Shares of CoreStates Financial Corp. fell Wednesday as investors concluded that a sale of the Philadelphia bank has become less likely any time soon.

On Tuesday night CoreStates said it had again rejected an offer from Mellon Bank Corp. said to be worth $88 per share. CoreStates stock dropped $2.9375, to $77.625, despite a statement by the chairman and chief executive officer, Terrance A. Larsen, that a merger has not been ruled out. (See story on page 1.)

Even if CoreStates were a willing seller, analysts were hard-pressed to name a likely buyer.

No bank offers more highly valued stock-or "currency"-than Mellon, or the chance for as much in cost savings, analysts said. Its currency is so high because Mellon doesn't really trade like a bank stock. The company, which owns Dreyfus Corp., generates much of its revenues from asset management, so Wall Street values Mellon more like a mutual fund company.

While most analysts and investment bankers say they believe CoreStates will sell eventually, the list of banks that could afford CoreStates without diluting their shares - and who are not occupied with their own mergers - is quite limited.

Banks such as PNC Bank Corp. or National City Corp., which have similar market capitalizations to CoreStates, are likely to be scared off by CoreStates' big price-to-earnings ratio, which has risen to a speculation- laden 19.78. That means almost any acquirer would have to dilute the value of its shares to buy the company, analysts said.

"CoreStates doesn't fit on the agendas of too many banks," said Josephtal, Lyons & Ross analyst Frank Barkocy.
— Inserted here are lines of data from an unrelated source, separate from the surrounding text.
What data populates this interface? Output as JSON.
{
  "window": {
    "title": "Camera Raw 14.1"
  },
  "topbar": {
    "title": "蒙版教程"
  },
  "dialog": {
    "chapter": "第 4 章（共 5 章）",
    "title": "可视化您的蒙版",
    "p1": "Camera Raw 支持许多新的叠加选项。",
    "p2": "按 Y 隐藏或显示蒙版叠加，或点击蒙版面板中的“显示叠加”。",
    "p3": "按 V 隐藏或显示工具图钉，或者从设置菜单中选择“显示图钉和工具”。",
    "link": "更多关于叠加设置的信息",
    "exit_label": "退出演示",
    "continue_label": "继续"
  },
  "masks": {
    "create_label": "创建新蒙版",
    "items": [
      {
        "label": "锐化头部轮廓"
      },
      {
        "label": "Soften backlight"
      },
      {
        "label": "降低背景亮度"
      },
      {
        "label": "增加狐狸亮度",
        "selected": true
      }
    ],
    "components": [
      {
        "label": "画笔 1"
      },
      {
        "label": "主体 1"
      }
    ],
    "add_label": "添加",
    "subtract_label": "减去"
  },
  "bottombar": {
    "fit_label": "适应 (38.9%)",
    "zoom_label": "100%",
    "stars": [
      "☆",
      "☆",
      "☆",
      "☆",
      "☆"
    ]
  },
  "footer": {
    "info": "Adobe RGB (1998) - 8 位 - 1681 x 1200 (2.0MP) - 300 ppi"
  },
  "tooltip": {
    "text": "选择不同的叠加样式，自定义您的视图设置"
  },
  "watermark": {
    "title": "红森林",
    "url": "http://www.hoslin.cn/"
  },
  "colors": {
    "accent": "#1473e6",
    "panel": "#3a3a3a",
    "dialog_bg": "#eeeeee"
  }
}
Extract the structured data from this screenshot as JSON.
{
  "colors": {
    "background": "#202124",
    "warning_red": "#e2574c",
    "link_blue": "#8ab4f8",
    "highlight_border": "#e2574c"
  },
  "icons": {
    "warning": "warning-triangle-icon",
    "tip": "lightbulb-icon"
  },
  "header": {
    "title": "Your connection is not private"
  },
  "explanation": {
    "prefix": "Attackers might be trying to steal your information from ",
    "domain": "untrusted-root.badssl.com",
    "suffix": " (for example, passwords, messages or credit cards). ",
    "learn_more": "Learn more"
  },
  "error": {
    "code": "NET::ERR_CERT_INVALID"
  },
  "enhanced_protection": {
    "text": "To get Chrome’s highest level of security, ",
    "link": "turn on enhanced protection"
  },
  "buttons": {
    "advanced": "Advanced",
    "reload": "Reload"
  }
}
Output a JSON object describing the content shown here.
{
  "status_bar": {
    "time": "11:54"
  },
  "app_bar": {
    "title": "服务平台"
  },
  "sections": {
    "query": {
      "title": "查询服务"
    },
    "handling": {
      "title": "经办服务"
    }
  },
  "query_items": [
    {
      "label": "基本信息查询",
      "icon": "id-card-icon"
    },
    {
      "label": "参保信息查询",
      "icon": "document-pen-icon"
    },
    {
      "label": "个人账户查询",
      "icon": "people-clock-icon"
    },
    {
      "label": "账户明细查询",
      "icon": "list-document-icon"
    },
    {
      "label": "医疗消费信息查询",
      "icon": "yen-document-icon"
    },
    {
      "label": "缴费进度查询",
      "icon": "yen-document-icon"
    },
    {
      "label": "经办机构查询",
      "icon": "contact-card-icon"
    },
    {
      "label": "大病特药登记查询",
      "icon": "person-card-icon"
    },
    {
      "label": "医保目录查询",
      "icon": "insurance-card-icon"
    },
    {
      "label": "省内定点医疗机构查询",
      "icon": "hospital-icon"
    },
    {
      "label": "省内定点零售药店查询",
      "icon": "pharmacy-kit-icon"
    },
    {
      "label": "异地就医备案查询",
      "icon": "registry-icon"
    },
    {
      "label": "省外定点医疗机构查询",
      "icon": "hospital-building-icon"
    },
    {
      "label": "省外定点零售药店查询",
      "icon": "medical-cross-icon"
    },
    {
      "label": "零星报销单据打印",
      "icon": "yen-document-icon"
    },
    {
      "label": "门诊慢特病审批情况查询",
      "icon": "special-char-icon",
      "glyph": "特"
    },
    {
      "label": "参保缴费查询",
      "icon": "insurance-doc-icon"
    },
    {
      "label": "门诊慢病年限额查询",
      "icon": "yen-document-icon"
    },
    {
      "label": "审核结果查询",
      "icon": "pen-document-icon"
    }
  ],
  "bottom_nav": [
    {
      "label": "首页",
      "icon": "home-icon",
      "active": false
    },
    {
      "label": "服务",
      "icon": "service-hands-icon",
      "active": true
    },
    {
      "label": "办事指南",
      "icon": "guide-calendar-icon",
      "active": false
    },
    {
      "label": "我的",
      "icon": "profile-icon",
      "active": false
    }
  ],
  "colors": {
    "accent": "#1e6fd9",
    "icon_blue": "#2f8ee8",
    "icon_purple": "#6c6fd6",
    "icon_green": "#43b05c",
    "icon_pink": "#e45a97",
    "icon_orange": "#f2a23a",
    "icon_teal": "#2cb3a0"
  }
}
He noted that such acquisitive-minded banks as First Union, NationsBank Corp., and Banc One Corp. have their hands full with pending mergers.

The lack of obvious bidders besides Mellon and the apparent turmoil within CoreStates led Brown Brothers, Harriman & Co. bank analyst Nancy Bush to slap an unusual "avoid" rating on the bank.

She said there are signs from Tuesday's board meeting that the bank's board and management could be in for a bruising internal battle.

Ms. Bush said that the bank is the same as before the takeover buzz began, with the same earnings performance problems. "The bank is overvalued-much more overvalued than any other we cover," Ms. Bush said.

Until the bank resolves the apparent rift between management and at least some of its board members, she said, she doubts the bank will be entertaining offers.

"It's unlikely others will step in until CoreStates invites bids," Ms. Bush said, "and given the divisiveness clearly on its board, it's hard to say when that will happen."

Elsewhere, shares of subprime auto lender Credit Acceptance Corp. continued their recent slide, closing down 81.25 cents, to $9.75.

The lender, which offers financing to the lowest-rated customers, has reportedly run into problems with the Internal Revenue Service, which is balking at the way Credit Acceptance and some other auto lenders have paid taxes on loans they make over several years.

Analysts say the government wants the companies to pay all the taxes within the first year of making the loan.

The S&P Bank index fell 4.23 points, to 635.51, while the Dow Jones industrial average fell nearly 26 points, to 8,8034.65.